Fine-tuning GPT models for lexicography

Start date
Jan. 1, 2024
End date
Dec. 31, 2027
Sponsor
Regional and community funding: Special Research Fund
Website
https://research.ugent.be/web/result/project/d4e04617-d340-11ef-b3da-03cc4b44417e/details/en
Research portal
http://research.flw.ugent.be/projects/fine-tuning-gpt-models-lexicography

About GPT 4 LEX

Soon after the release of ChatGPT, the state of the art of generative AI in lexicography was surveyed (cf. de Schryver 2023). If one is to believe that survey, as well as many subsequent studies (esp. Lew and colleagues 2024), generative AI has now made lexicographers, as well as dictionaries themselves, redundant. However, these studies conveniently assume that because it works for English, it will work for any other language. It is time to reveal the truth.

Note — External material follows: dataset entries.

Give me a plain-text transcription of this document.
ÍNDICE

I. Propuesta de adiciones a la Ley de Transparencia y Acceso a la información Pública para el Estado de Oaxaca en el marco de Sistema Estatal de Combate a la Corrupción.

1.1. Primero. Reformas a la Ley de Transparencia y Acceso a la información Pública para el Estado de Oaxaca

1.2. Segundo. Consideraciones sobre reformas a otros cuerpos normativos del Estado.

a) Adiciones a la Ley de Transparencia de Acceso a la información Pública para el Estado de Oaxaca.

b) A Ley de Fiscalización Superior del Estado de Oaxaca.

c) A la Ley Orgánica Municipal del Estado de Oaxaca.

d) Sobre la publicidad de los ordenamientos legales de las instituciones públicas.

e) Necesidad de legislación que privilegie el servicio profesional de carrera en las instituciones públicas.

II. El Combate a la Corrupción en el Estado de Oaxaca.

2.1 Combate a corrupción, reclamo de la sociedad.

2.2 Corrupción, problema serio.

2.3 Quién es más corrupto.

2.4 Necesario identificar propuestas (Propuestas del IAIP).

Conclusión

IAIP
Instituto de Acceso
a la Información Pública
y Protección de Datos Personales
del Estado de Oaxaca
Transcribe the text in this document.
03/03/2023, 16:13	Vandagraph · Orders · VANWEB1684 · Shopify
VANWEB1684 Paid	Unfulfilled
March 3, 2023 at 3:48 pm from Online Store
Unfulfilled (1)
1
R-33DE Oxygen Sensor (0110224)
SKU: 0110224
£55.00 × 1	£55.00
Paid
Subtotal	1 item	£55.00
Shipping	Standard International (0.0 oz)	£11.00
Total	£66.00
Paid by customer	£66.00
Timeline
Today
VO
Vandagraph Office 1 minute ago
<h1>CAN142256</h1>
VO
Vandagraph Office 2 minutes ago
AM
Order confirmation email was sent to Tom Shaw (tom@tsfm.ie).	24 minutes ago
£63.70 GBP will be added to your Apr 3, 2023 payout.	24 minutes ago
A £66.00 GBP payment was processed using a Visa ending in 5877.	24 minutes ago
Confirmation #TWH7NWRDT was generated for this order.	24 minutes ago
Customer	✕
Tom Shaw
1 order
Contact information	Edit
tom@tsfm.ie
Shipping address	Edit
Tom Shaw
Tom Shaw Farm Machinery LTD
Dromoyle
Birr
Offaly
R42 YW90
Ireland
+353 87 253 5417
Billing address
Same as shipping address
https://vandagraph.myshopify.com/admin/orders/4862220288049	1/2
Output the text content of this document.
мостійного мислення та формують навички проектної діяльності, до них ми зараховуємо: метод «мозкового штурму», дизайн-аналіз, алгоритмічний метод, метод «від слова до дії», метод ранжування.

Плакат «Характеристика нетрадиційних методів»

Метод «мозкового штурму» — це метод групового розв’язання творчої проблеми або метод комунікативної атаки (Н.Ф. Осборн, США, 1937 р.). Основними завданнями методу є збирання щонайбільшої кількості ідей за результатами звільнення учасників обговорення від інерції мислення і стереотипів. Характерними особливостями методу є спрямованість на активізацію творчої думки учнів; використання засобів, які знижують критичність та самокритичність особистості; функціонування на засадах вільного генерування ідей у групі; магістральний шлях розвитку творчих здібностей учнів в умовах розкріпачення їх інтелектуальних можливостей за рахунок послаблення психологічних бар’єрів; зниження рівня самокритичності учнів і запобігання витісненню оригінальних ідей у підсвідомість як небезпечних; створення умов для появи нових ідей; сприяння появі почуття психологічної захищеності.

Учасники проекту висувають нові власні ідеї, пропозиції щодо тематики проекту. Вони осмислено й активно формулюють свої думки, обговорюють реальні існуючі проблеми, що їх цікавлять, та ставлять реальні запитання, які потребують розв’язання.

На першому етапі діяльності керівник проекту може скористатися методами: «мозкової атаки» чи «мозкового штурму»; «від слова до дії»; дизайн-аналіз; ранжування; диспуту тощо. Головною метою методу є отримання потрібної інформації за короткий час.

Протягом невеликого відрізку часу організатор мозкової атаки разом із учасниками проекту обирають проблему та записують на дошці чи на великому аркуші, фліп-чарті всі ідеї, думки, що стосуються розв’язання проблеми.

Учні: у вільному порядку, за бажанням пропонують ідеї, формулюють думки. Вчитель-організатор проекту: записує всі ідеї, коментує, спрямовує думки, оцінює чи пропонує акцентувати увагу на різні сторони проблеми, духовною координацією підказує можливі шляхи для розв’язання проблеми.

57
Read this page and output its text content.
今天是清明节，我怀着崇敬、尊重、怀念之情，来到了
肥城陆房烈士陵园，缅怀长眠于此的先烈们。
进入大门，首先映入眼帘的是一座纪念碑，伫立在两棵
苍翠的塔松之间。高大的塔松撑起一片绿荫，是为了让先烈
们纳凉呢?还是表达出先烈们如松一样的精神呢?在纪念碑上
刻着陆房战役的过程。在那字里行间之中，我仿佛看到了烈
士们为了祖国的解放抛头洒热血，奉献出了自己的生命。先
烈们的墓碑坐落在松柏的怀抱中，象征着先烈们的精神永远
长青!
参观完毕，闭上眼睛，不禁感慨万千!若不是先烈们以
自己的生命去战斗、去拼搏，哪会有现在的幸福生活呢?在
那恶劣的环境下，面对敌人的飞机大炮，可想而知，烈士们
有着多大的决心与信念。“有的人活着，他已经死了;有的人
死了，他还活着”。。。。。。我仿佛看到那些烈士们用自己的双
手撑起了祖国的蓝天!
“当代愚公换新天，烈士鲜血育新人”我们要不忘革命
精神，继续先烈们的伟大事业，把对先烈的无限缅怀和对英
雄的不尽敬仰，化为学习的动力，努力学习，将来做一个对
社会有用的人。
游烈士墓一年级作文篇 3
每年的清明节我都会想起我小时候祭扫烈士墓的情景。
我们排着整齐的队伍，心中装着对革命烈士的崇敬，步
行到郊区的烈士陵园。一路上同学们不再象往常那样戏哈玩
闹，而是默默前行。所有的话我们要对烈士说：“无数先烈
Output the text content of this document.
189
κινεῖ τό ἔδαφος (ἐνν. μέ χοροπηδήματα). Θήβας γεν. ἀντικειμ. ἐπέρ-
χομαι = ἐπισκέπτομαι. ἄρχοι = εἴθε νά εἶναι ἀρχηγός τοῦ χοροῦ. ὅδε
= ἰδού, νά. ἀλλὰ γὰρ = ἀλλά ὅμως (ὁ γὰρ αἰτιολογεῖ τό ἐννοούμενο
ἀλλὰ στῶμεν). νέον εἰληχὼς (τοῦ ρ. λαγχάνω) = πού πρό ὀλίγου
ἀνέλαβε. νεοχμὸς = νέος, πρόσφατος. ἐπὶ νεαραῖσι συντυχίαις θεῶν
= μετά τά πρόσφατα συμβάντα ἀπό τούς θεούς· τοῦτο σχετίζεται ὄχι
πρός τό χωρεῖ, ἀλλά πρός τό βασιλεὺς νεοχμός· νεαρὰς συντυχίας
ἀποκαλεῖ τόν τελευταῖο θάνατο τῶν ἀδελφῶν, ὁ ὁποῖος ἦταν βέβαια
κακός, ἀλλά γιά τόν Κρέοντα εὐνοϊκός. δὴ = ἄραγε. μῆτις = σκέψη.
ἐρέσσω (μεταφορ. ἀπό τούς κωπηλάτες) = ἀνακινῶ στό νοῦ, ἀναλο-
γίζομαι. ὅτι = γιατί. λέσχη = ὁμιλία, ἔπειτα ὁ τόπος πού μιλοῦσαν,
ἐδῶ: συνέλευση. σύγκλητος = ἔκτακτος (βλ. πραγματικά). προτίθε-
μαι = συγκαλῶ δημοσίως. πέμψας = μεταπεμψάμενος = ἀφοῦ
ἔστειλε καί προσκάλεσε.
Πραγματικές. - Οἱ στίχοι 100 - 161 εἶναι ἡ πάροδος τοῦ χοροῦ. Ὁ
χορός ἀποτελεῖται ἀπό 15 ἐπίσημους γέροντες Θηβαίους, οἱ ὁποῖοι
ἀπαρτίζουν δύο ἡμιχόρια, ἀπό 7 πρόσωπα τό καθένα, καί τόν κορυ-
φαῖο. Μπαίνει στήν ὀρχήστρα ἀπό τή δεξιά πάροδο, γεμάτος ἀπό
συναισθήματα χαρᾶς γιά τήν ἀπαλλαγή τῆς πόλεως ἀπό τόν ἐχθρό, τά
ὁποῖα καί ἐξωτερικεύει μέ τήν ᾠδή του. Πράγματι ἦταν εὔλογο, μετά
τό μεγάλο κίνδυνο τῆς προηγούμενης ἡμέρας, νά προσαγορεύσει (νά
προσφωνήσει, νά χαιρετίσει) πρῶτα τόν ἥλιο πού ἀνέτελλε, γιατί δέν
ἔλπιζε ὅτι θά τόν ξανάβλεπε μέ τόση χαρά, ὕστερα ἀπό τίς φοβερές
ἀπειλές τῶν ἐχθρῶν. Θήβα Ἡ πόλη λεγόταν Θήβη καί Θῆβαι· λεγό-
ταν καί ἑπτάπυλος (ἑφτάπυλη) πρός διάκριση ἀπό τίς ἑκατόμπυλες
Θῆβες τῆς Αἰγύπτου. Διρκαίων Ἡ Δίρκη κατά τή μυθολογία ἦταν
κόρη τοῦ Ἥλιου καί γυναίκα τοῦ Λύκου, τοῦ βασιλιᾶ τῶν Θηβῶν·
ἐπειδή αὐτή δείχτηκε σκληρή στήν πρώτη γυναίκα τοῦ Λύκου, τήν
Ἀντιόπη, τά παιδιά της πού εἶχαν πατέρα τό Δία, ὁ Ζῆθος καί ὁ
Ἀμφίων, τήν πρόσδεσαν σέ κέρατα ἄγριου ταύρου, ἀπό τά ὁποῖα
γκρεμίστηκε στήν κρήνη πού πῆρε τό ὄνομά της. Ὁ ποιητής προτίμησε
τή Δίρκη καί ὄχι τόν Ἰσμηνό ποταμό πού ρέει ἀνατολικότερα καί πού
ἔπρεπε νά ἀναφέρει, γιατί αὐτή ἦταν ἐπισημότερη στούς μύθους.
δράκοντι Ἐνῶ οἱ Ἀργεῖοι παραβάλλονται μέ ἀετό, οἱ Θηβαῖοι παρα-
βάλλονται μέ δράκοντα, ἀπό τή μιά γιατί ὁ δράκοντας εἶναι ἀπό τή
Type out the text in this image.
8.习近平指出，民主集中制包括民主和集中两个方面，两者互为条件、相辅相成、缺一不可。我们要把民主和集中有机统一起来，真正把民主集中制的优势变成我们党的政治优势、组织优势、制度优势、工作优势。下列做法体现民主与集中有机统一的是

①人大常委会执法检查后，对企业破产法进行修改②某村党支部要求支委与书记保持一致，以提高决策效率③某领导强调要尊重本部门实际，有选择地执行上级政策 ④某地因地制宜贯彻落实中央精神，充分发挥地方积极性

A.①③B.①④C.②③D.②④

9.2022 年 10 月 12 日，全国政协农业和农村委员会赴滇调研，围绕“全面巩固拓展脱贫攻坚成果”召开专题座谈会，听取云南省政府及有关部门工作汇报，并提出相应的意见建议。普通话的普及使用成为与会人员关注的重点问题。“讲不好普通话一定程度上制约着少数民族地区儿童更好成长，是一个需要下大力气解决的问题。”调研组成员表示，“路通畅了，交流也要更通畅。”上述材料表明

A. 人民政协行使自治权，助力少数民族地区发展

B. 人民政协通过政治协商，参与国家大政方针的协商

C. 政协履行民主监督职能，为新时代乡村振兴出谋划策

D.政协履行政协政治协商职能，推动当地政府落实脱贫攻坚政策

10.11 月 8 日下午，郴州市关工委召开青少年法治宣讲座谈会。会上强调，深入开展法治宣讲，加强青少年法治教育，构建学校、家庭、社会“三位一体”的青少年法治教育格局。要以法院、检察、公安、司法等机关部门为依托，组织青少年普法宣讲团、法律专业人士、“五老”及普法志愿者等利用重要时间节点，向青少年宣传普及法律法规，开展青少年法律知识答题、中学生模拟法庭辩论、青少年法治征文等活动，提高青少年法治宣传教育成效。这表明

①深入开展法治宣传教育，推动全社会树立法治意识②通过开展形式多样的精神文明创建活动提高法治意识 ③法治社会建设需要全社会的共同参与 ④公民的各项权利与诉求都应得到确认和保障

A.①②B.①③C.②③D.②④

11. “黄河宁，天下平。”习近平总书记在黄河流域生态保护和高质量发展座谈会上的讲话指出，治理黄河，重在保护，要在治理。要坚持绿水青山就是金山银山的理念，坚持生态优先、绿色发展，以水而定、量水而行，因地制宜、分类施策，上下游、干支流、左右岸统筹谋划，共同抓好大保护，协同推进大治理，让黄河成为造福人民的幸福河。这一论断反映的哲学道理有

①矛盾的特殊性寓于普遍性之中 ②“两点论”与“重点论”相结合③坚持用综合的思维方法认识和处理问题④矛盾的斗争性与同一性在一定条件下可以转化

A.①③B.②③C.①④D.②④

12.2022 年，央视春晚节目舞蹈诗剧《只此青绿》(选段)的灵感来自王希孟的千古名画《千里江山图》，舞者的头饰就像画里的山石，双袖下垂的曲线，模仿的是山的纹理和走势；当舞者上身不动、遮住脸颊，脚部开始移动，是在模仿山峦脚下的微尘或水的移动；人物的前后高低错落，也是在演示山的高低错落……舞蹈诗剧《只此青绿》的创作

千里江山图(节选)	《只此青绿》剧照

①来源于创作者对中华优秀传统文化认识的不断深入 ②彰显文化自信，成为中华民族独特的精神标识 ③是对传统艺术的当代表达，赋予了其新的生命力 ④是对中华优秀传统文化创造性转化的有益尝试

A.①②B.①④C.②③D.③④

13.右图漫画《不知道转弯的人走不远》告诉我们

Pairing any other language with English only produces look-alikes: the lexicographic material appears to be sound, until one scratches the surface and realises that what was generated is ‘translated English’. When it comes to dictionaries for languages of limited diffusion, the use of existing models mostly produce gibberish. In this research project, various comparisons will be made between out-of-the-box, customisation and fine-tuned GPT models for lexicography, with a focus on monolingual dictionaries for undocumented Bantu languages.